Four species that have been used in broadcast sowing (P. compacta, L. platyspermum, L. coniferum, A. umbellata) (Table 2.4) have a so-called „rarity status‟ (other than „least concern‟) according to the Red List of South African Plants (Raimondo et al., 2009) and are therefore species of conservation priority. Furthermore, three of the four species (excluding A. umbellata) are known to be widely cultivated (marginally and intensively) on the Agulhas Plain (Heydenrych, 1999). From this an interesting issue arises, i.e. that these species are artificially favoured, in terms of increased cover, in wildflower farming practices (see Chapter 4). The conflict in this is; that a species of „conservation concern‟ is benefitting from wildflower farming but the fynbos community is suffering (in terms of structure, species richness, plant diversity, plant family and dominant species composition). Genetic contamination is also a conservation issue in need of research attention (Littlejohn, 2002; Whelan et al., 2006; also see section 5).
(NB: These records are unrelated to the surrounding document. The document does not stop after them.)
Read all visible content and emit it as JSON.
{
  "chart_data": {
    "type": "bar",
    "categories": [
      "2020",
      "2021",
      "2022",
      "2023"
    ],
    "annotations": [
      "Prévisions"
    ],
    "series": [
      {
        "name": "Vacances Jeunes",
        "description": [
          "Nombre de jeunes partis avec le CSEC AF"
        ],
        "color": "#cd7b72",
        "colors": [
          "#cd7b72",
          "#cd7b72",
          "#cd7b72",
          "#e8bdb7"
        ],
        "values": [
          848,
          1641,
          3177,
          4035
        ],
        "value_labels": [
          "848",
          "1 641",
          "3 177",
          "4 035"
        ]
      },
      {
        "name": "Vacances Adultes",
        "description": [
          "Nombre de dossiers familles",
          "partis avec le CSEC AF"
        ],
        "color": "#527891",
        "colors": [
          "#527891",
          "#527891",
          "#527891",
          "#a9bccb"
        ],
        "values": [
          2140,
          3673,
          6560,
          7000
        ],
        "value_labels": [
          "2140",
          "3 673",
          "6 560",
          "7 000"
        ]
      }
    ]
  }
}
As a final note with no perceptible answer, one also has to ask the question; “Why are species with a particular „rarity‟ status (Near Threatened (NT) and Vulnerable (VU) (sensu Raimondo et al., 2009)) harvested from natural vegetation”?

Heydenrych (1999) reported that a total area of 89 767 ha indigenous vegetation is used exclusively for fynbos wildflowers of which Acid Sand Proteoid Fynbos25 is the dominant vegetation type. As a consequence approximately 3000 ha on the Agulhas Plain has been mechanically disturbed (scarified (i.e. worked lightly with a toothed implement) and ploughed) for purposes of fynbos wildflower farming. This figure includes both „marginally cultivated‟ and „intensively cultivated‟ fynbos (see Chapter 1 for definitions) where „marginally cultivated‟ areas include; broadcast sowing (1962 ha) and strip ploughing (913 ha). „Intensively cultivated‟ fynbos constituted 93 ha (Heydenrych, 1999). Although a distinction is made in wildflower farming between cultivation intensities (marginal versus intensive) much remains in a „grey area‟ regarding types of farming practices and exact application. The „broadcast sowing‟ in the above figure also includes other farming practices (such as burning and shallow ploughing) that contributes to the disturbance event but it is not always clear how individuals (researchers and farmers) define particular events. This can significantly diminish the accuracy of survey/management information. Furthermore, it is significant to note that although sandstone fynbos is not currently a vegetation type of conservation priority (a result of large expanse on the Agulhas Plain and few threatened plant species restricted to this vegetation (Mucina and Rutherford, 2006)), plant diversity conservation in context of wildflower farming is an emerging issue, especially considering that 55 of the 71 species harvested on the Agulhas Plain are derived from sandstone fynbos vegetation (Heydenrych, 1999).